The problem that will be caused in the replication Sender/Receiver is that the data to be sent with replication cannot be sent, and data is changed. Therefore, it is necessary to monitor the status of the replication Sender, which is called the replication gap.

SELECT REP_NAME,
       REP_GAP
FROM   V$REPGAP
 
REP_NAME         REP_GAP                                                                                    
------------------------------------------------------------------
REP1             0
1 row selected.

                                                                                                                                                                                                                                                    

REP_NAME refers to the object name of the replication, and the size from the log record currently being sent by REP_GAP to the last log record that has not been sent yet (default in MB).

 

※ REP_GAP of Altibase version 6.5.1 or lower is as follows.
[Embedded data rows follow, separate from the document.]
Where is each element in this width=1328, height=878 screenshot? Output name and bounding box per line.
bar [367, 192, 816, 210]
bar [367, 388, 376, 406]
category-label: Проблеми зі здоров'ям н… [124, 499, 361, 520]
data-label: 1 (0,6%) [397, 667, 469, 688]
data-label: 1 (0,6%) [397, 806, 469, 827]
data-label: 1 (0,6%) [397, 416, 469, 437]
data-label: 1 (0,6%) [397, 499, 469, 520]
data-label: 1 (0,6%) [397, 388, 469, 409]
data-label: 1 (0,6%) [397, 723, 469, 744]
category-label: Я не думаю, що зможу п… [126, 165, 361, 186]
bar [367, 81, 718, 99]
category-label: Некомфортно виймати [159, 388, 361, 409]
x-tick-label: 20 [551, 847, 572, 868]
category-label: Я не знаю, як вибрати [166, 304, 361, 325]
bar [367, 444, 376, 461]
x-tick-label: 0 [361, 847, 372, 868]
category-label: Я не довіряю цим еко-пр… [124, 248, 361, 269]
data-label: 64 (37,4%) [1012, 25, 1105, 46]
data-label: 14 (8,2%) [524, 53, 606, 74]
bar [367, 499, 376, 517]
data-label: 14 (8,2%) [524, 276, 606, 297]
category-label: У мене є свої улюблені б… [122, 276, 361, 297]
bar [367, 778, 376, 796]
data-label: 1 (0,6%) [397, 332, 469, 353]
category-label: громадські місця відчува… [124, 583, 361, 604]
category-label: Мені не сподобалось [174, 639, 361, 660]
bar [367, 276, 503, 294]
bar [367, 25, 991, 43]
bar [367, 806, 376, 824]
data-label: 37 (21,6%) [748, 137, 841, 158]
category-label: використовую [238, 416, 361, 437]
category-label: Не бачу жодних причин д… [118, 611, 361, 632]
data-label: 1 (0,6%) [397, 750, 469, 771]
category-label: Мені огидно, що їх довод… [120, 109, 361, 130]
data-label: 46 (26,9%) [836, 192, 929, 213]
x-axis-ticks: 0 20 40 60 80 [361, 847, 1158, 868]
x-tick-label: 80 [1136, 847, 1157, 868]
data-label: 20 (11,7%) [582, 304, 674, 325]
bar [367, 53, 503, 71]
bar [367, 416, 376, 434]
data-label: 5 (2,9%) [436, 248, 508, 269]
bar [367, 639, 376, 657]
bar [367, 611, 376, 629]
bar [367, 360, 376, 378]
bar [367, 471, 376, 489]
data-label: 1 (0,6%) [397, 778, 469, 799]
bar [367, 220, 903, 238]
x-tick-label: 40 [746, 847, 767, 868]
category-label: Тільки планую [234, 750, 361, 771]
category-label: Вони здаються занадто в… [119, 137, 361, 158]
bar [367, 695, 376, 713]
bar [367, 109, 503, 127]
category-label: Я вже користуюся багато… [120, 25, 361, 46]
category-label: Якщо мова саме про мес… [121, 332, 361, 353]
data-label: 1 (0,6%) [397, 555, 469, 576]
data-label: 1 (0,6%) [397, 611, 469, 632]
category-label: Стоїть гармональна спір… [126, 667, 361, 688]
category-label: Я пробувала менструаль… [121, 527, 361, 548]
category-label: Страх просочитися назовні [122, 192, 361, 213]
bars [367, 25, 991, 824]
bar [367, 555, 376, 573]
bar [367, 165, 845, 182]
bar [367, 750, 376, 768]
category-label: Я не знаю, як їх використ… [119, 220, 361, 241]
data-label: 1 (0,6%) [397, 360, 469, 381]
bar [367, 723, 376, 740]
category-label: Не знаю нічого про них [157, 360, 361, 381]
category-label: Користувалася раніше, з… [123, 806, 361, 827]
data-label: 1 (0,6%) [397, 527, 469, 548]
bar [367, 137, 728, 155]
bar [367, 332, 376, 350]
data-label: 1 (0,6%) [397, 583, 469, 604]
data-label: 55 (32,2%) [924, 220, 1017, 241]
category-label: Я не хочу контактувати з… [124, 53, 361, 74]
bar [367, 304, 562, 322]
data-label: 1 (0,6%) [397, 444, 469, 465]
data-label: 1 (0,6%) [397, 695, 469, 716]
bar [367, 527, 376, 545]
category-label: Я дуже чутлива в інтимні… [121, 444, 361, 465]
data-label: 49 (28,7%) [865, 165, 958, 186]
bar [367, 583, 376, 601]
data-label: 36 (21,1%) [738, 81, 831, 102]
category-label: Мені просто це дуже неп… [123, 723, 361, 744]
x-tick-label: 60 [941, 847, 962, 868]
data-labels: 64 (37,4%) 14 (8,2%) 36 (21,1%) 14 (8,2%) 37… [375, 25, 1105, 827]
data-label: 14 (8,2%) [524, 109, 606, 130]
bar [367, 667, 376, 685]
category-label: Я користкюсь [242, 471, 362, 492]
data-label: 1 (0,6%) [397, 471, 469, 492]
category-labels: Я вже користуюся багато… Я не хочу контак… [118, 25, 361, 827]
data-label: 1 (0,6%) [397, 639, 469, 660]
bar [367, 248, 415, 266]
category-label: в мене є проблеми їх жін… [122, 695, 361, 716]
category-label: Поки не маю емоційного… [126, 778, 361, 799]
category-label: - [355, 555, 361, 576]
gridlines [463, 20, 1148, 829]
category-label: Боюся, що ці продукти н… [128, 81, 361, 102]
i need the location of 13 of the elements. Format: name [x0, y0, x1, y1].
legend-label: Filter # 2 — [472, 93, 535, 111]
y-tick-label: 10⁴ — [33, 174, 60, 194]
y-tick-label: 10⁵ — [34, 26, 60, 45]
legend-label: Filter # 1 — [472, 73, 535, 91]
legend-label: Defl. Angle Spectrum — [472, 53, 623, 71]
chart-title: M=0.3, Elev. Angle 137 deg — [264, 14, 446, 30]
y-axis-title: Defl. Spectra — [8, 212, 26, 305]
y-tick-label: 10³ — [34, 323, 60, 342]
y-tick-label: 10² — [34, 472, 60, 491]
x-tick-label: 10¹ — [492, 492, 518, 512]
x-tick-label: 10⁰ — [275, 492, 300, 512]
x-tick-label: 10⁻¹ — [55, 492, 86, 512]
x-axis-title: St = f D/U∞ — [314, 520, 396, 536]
Calculate with online log file serial number SN (Sequence Number) and XSN

REP_GAP(Replicaiton Gap) = [Latest SN of local SERVER]-[Latest XSN of local SERVER]Image Added

This value is close to zero(0) and shows a continuous changing value. However, if this value increases continuously, it can be estimated that there is a problem in Sender/Receiver, so replication of each server and the network must be checked.

Data conflict due to replication can be checked in "altibase_rp.log" or "altibase_rp_conflict.log" depending on the configuration.

 

In case of PK crash due to INSERT DML (Dup Error)
ERR-11058(errno=0) The row already exists in a unique index.                                                                                                                                                    

When data is not on the other side by DELETE DML
ERR-61036(errno=0) [Receiver] err_not found in deleteXlog()
ERR-61000(errno=0) The received record is not found in the database.

When data is not on the other size by UPDATE DML (Not Found)
ERR-6103a(errno=0) [Receiver] err_not_found in updateXlog()
ERR-61000(errno=0) The received record is not found in the database.

when the data is different from the original is sent by UPDATE DML.
ERR-61035(errno=0) [Receiver] An update conflict encountered.
ERR-61001(errno=0) A conflict has been occurred while executing the received statement.

Except for the type of INSERT, output messages are recorded in the form of two errors each for one error. Additionally, since the SQL statement log is recorded for each type of data conflict by which SQL statement, it can be important information to find the corresponding data. The reason for such a phenomenon occurs is that the original data is incorrect or that the replication server attempts to change data is having the same PK without distinction. Therefore, it is necessary to carefully review the execution form of the application based on the SQL information.